Вика садится на бревно слева от меня. За ее плечами виден край горы Стий и далекий горизонт Карпат. Изучаю Вику взглядом. Тонкая серая шея, на ней кожаный ошейник с колючками. Темные кольца вокруг глаз, прическа под каре. Когда она двигает головой, волосы падают на лицо и губы. Проскальзывает что-то сексуальное, даже вульгарное.
Волосы покрашены в черный. Смотрится неестественно, потому что похоже на парик. Глаза у нее жестяно-серые.
К вечеру Вика натянула штаны. Майка та самая – тонкая, голубая, на узких лямках. Выступают костлявые плечи. Когда эта девушка курит, она очень сутулится.
Из-под майки выглядывают сиськи, но их созерцание не является чем-то заманчивым. Оцениваю их равнодушным взглядом мясника. Вика – типично наш персонаж. То есть одна из тех, кто согласился встретиться под красной тряпкой.
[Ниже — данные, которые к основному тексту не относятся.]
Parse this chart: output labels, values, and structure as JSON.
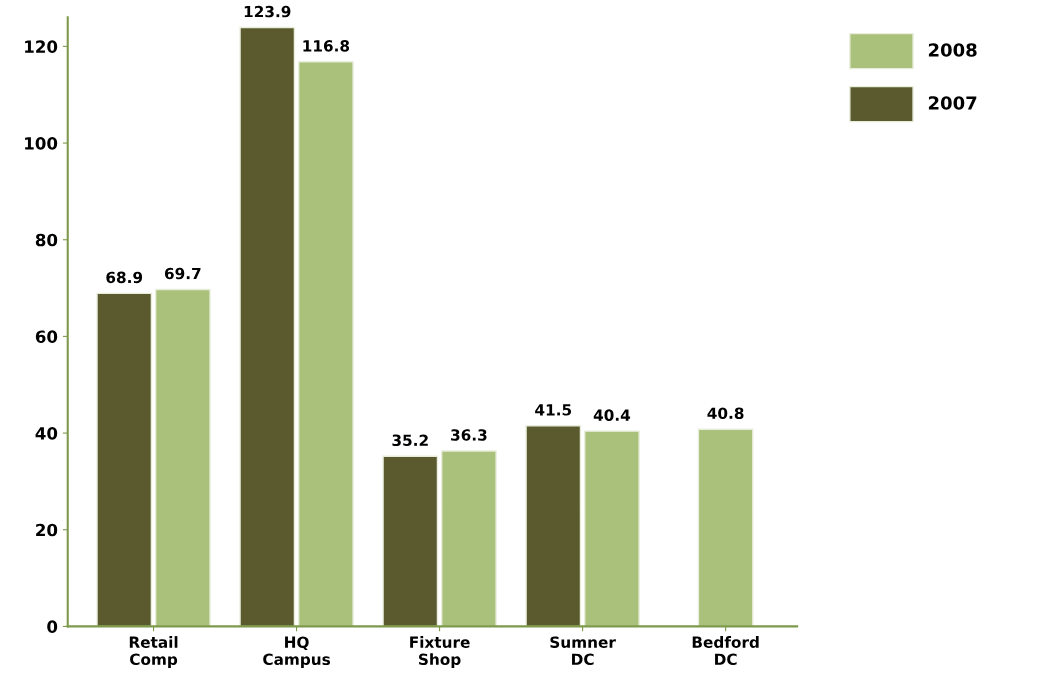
{
  "chart_data": {
    "type": "bar",
    "categories": [
      "Retail\nComp",
      "HQ\nCampus",
      "Fixture\nShop",
      "Sumner\nDC",
      "Bedford\nDC"
    ],
    "series": [
      {
        "name": "2007",
        "color": "#5a5a2e",
        "values": [
          68.9,
          123.9,
          35.2,
          41.5,
          null
        ]
      },
      {
        "name": "2008",
        "color": "#a9c17a",
        "values": [
          69.7,
          116.8,
          36.3,
          40.4,
          40.8
        ]
      }
    ],
    "ylim": [
      0,
      126
    ],
    "yticks": [
      0,
      20,
      40,
      60,
      80,
      100,
      120
    ],
    "data_labels": true,
    "grid": false,
    "legend": "top right"
  }
}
Я с любопытством поглядываю на сгибы ее рук, ищу следы от уколов. Кажется, нет, но мысль о венерических заболеваниях, в том числе СПИДе, никуда не девается.
На левой руке – кожаный напульсник. Почему-то представил, как под напульсником скрыт уродливый шрам от пореза. Пальцы у девушки черно-фиолетовые – не иначе как от черничного пережора.
Вика смотрит на меня своими дрожащими зрачками. Она вся какая-то замороченная. Глаза бегают, суетятся, создают раздражающее впечатление – я не могу вглядеться в них, своей нервностью они ломают мой взгляд. Что-то вспомнив, она лезет в карман джинсов. Вытаскивает скомканный, истертый по краям листочек и протягивает мне. Я разворачиваю бумажку. Это ксерокопия документа.
Вика выжидательно смотрит на меня.
– Ты координатор, да?
– Я?! Нет! Свят-свят-свят!
Отдаю ей листочек, и Вика засовывает «документ» назад в карман. Мы снова молчим. Вика крутит браслет на руке. Она думала, что я координатор. А теперь просить у меня предъявить свою анкету она не отваживается.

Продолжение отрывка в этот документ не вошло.